FROM STAFF REPORTS

Ignoring a parking ticket in downtown Statesville is about to get more expensive and inconvenient for some repeat violators.

A divided City Council voted Monday to authorize the Statesville Police Department to begin placing a boot on vehicles with multiple overdue tickets and have the vehicles towed at the owner’s expense.

Under the new regulations:

♦ The cost of a parking ticket — typically written for violating the two-hour parking limit in downtown — will increase from $5 to $10.

♦ After 14 days, the cost of an unpaid ticket will increase to $40.

♦ If a vehicle that has three unpaid tickets of 30 days or more is ticketed again, the SPD will place a boot on the vehicle and have it towed. The owner will then have to pay off the tickets and the towing charge in order to have the boot removed.

Police Chief David Addison recommended the new, more stringent penalties to the council.

“The challenge we’re having now is people are taking this parking (ordinance) like a joke,” he said, adding that people who regularly exceed the two-hour parking limit and ignore their parking tickets are keeping visitors from coming downtown.

The new regulations put some “teeth” in the city ordinance and target repeat offenders who don’t pay their tickets, the chief said.

“When we’re booting someone’s car, it’s not when they get the first ticket, it’s not when they get the second ticket, it’s when they get the third ticket and they’ve not paid none of the three tickets,” Addison explained. “So they’ve had 90 days to pay these tickets and not paid them in 90 days. That’s when the boot would apply.”

The SPD will conduct an educational campaign before it begins enforcement of the new regulations, Addison said.

Councilmembers William Morgan, Doris Allison, Amy Lawton and Fredrick Foster voted in favor of the stricter penalties. Councilmembers Steve Johnson, C.O. Johnson, David Jones and John Staford opposed the change.

“You start booting vehicles and you are going to have an outrage from folks,” said Staford, who said he opposes using city resources to enforce parking rules downtown.
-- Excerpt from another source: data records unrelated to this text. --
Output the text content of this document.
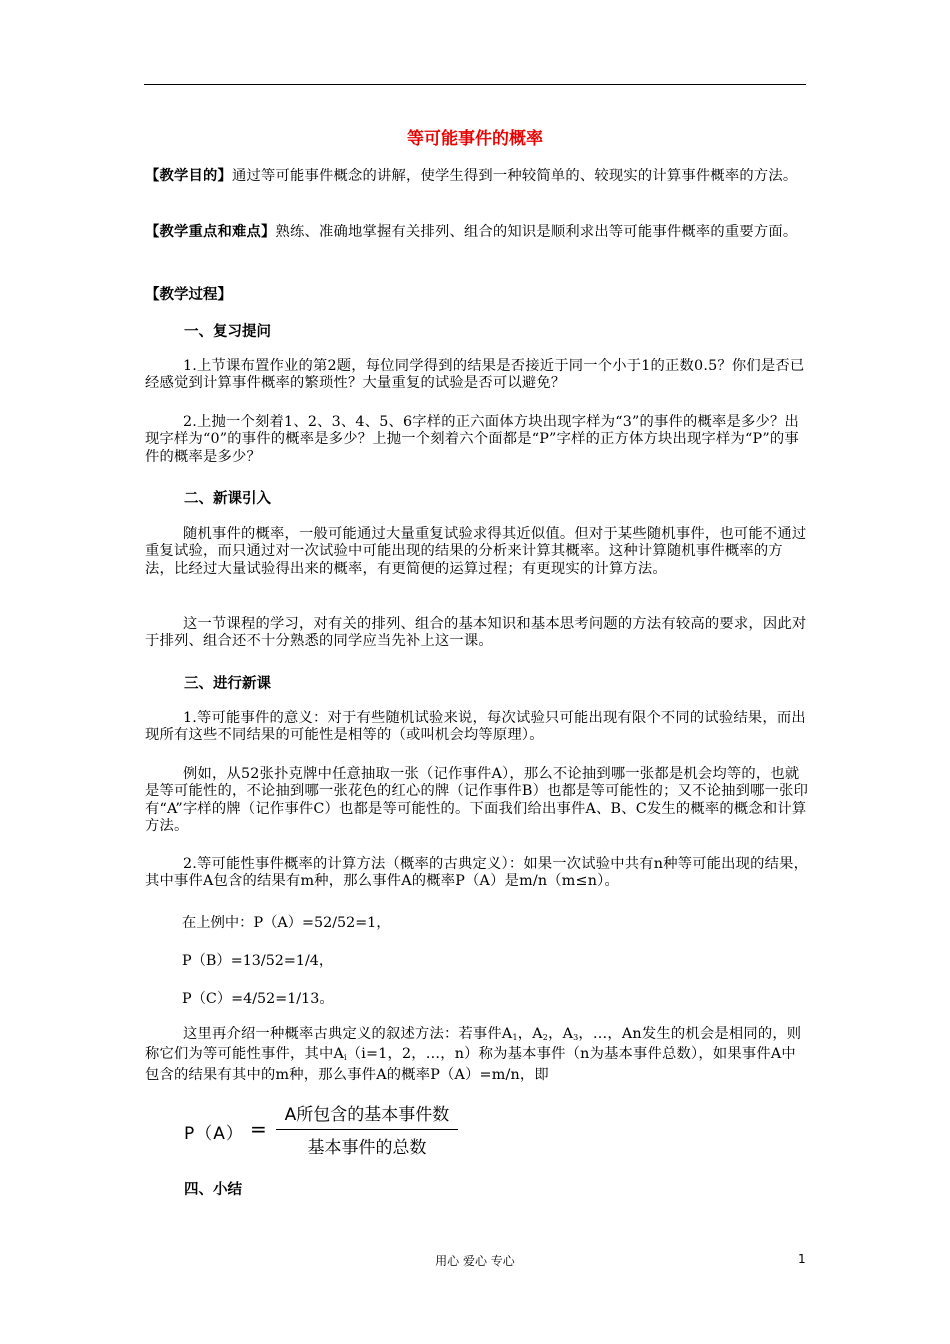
等可能事件的概率
【教学目的】通过等可能事件概念的讲解，使学生得到一种较简单的、较现实的计算事件概率的方法。
【教学重点和难点】熟练、准确地掌握有关排列、组合的知识是顺利求出等可能事件概率的重要方面。
【教学过程】
一、复习提问
1.上节课布置作业的第2题，每位同学得到的结果是否接近于同一个小于1的正数0.5？你们是否已经感觉到计算事件概率的繁琐性？大量重复的试验是否可以避免？
2.上抛一个刻着1、2、3、4、5、6字样的正六面体方块出现字样为“3”的事件的概率是多少？出现字样为“0”的事件的概率是多少？上抛一个刻着六个面都是“P”字样的正方体方块出现字样为“P”的事件的概率是多少？
二、新课引入
随机事件的概率，一般可能通过大量重复试验求得其近似值。但对于某些随机事件，也可能不通过重复试验，而只通过对一次试验中可能出现的结果的分析来计算其概率。这种计算随机事件概率的方法，比经过大量试验得出来的概率，有更简便的运算过程；有更现实的计算方法。
这一节课程的学习，对有关的排列、组合的基本知识和基本思考问题的方法有较高的要求，因此对于排列、组合还不十分熟悉的同学应当先补上这一课。
三、进行新课
1.等可能事件的意义：对于有些随机试验来说，每次试验只可能出现有限个不同的试验结果，而出现所有这些不同结果的可能性是相等的（或叫机会均等原理）。
例如，从52张扑克牌中任意抽取一张（记作事件A），那么不论抽到哪一张都是机会均等的，也就是等可能性的，不论抽到哪一张花色的红心的牌（记作事件B）也都是等可能性的；又不论抽到哪一张印有“A”字样的牌（记作事件C）也都是等可能性的。下面我们给出事件A、B、C发生的概率的概念和计算方法。
2.等可能性事件概率的计算方法（概率的古典定义）：如果一次试验中共有n种等可能出现的结果，其中事件A包含的结果有m种，那么事件A的概率P（A）是m/n（m≤n）。
在上例中：P（A）=52/52=1，
P（B）=13/52=1/4，
P（C）=4/52=1/13。
这里再介绍一种概率古典定义的叙述方法：若事件$A_1$，$A_2$，$A_3$，…，An发生的机会是相同的，则称它们为等可能性事件，其中$A_i(i=1$，2，…，n）称为基本事件（n为基本事件总数），如果事件A中包含的结果有其中的m种，那么事件A的概率P（A）=m/n，即
P（A） =
A所包含的基本事件数
基本事件的总数
四、小结
用心 爱心 专心	1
Mayor Costi Kutteh broke the 4-4 tie.

Kutteh explained that the new rules would not impact the 89 percent of the people who receive a ticket and pay their fine in a timely manner.

It is easy to avoid being ticketed, the mayor said, explaining that it’s not that difficult to move your car before the two-hour limit is up.
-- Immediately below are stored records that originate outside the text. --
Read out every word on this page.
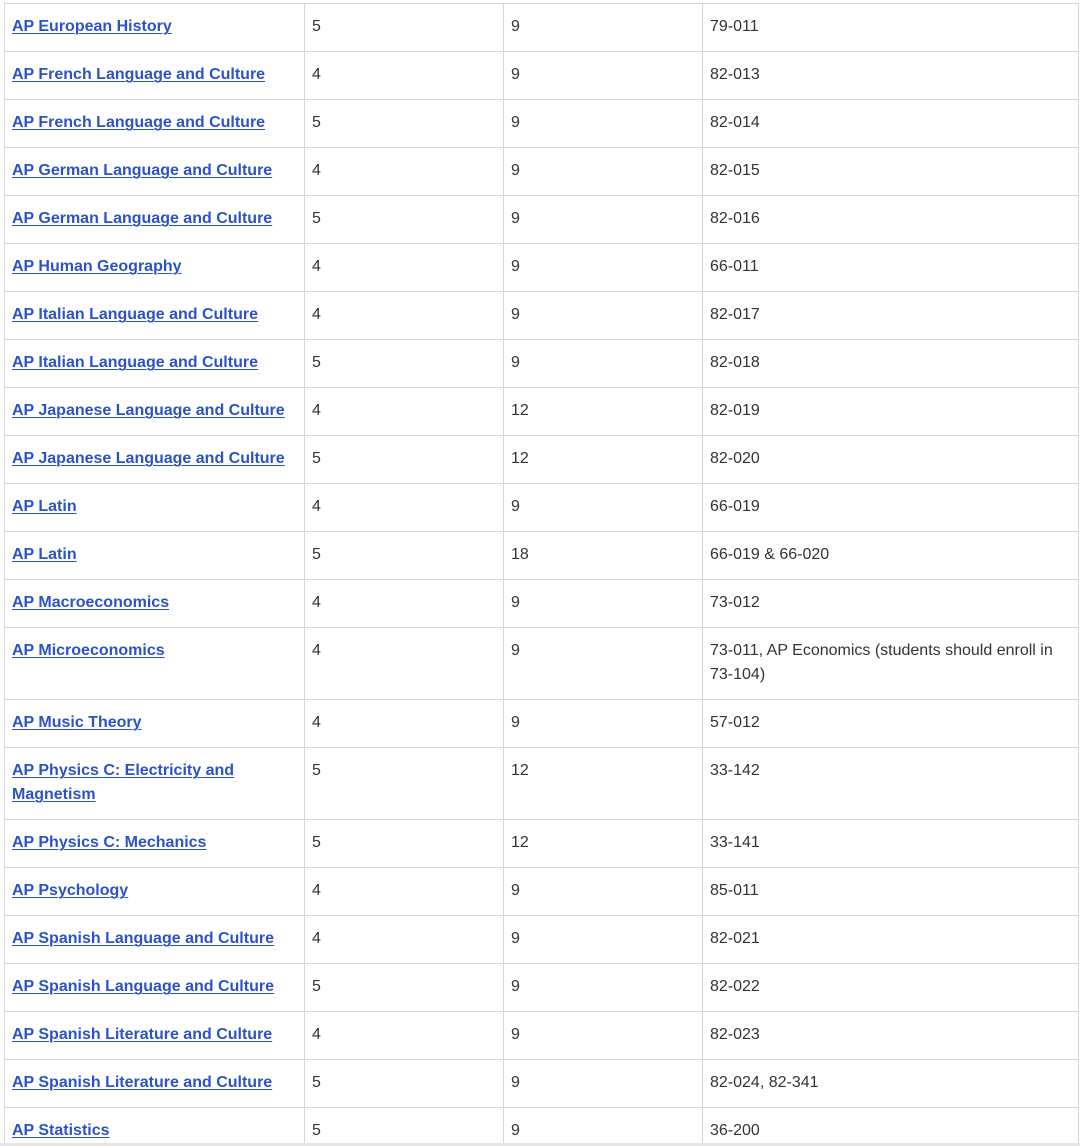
AP European History	5	9	79-011
AP French Language and Culture	4	9	82-013
AP French Language and Culture	5	9	82-014
AP German Language and Culture	4	9	82-015
AP German Language and Culture	5	9	82-016
AP Human Geography	4	9	66-011
AP Italian Language and Culture	4	9	82-017
AP Italian Language and Culture	5	9	82-018
AP Japanese Language and Culture	4	12	82-019
AP Japanese Language and Culture	5	12	82-020
AP Latin	4	9	66-019
AP Latin	5	18	66-019 & 66-020
AP Macroeconomics	4	9	73-012
AP Microeconomics	4	9	73-011, AP Economics (students should enroll in 73-104)
AP Music Theory	4	9	57-012
AP Physics C: Electricity and Magnetism	5	12	33-142
AP Physics C: Mechanics	5	12	33-141
AP Psychology	4	9	85-011
AP Spanish Language and Culture	4	9	82-021
AP Spanish Language and Culture	5	9	82-022
AP Spanish Literature and Culture	4	9	82-023
AP Spanish Literature and Culture	5	9	82-024, 82-341
AP Statistics	5	9	36-200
“It’s like everything else,” Kutteh said. “There’s got to be some personal responsibility.”

OTHER BUSINESS

In other business, the council could not agree on the best way to protect customers of the state tag office who are often forced to wait outside next to a dangerous curve. A woman was hit and killed there last year, and there have been more than 30 accidents there in the past four years, according to the Statesville Police Department.

The SPD recommended closing off off the Water Street entrance to the city-owned parking lot at the southeast corner of West Water Street and North Meeting Street and installing traffic bollards along West Water Street. The bollards could stop vehicles that leave the roadway and protect the pedestrians. Another option presented by the SPD involved eliminating left turns in and out of the parking lot.

Councilman C.O. Johnson lamented the impact that closing the parking lot entrance would have on the locksmith, and other councilmembers said any solution should take into account the safety of the busy intersection.

City staff and the SPD will continue looking at solutions and involve the NCDOT.